Desde una perspectiva humanista, el gesto de Adán al comer del fruto por amor a Eva podría parecer un acto libre y noble. Sin embargo, Milton muestra que incluso un acto motivado por amor puede volverse corrupto si contradice la ley divina. La obediencia a Dios es el criterio último del Bien: cualquier acción fuera de ese marco, por más humana o amorosa que sea, termina siendo pecado.
En esta parte, resulta claro que, inmediatamente después de que Adán muerde el fruto, Adán y Eva tienen relaciones sexuales lujuriosas. Si se remite al Libro IV, donde se infiere que ya mantenían relaciones desde antes, puede notarse con claridad la diferencia entre el amor puro anterior a la Caída y el deseo carnal posterior. Antes del pecado, la unión entre Adán y Eva estaba guiada por la razón y el orden; después, se vuelve animal, desbordada por la pasión.

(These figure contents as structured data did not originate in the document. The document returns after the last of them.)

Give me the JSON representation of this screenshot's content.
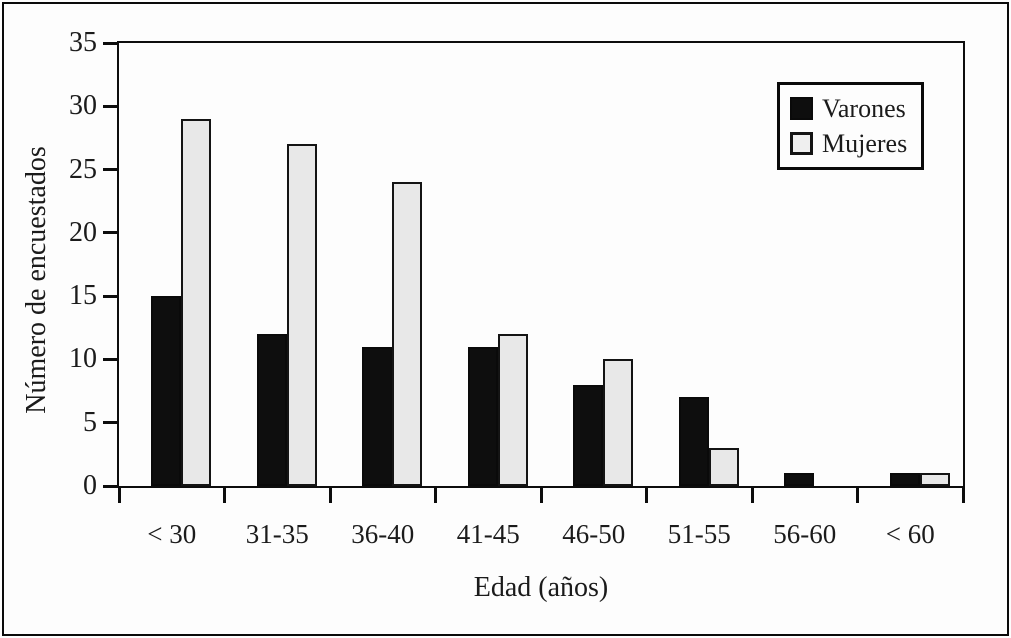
{
  "chart_data": {
    "type": "bar",
    "title": "",
    "categories": [
      "< 30",
      "31-35",
      "36-40",
      "41-45",
      "46-50",
      "51-55",
      "56-60",
      "< 60"
    ],
    "series": [
      {
        "name": "Varones",
        "color": "#0e0e0e",
        "values": [
          15,
          12,
          11,
          11,
          8,
          7,
          1,
          1
        ]
      },
      {
        "name": "Mujeres",
        "color": "#e8e8e8",
        "values": [
          29,
          27,
          24,
          12,
          10,
          3,
          0,
          1
        ]
      }
    ],
    "xlabel": "Edad (años)",
    "ylabel": "Número de encuestados",
    "ylim": [
      0,
      35
    ],
    "ytick_step": 5,
    "yticks": [
      0,
      5,
      10,
      15,
      20,
      25,
      30,
      35
    ],
    "legend_position": "top-right",
    "grid": false,
    "bar_border_color": "#0a0a0a",
    "axis_color": "#0d0d0d",
    "background_color": "#fdfdfd"
  }
}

El episodio adquiere, además, una dimensión numérica significativa: el momento exacto en que la naturaleza tiembla tras la mordida de Adán ocurre en el verso 999 del Libro IX, y el verso 1000 inaugura la tormenta. Esta coincidencia no es casual, y remite al simbolismo numerológico que atraviesa toda la obra.
Milton convierte cada decisión moral interior en un acontecimiento cósmico visible. El universo entero se estremece con el pecado del hombre: la naturaleza, antes ordenada, se corrompe. A partir de entonces habrá catástrofes, violencia y muerte; la Tierra se transforma en una mezcla de Cielo e Infierno, capaz tanto de una belleza deslumbrante como de un caos devastador.
Las descripciones físicas de Adán y Eva también cambian: ya no irradian luz ni gracia angelical, sino que se vuelven opacos, dominados por emociones nuevas –ira, vergüenza, tristeza– y por la conciencia de su propio cuerpo. La atención hacia sus órganos sexuales, que los ha conducido a la lujuria, marca la entrada del deseo y la pérdida de la inocencia. Para Milton, el estado interior del alma siempre se manifiesta visiblemente: el pecado deja huella, se ve.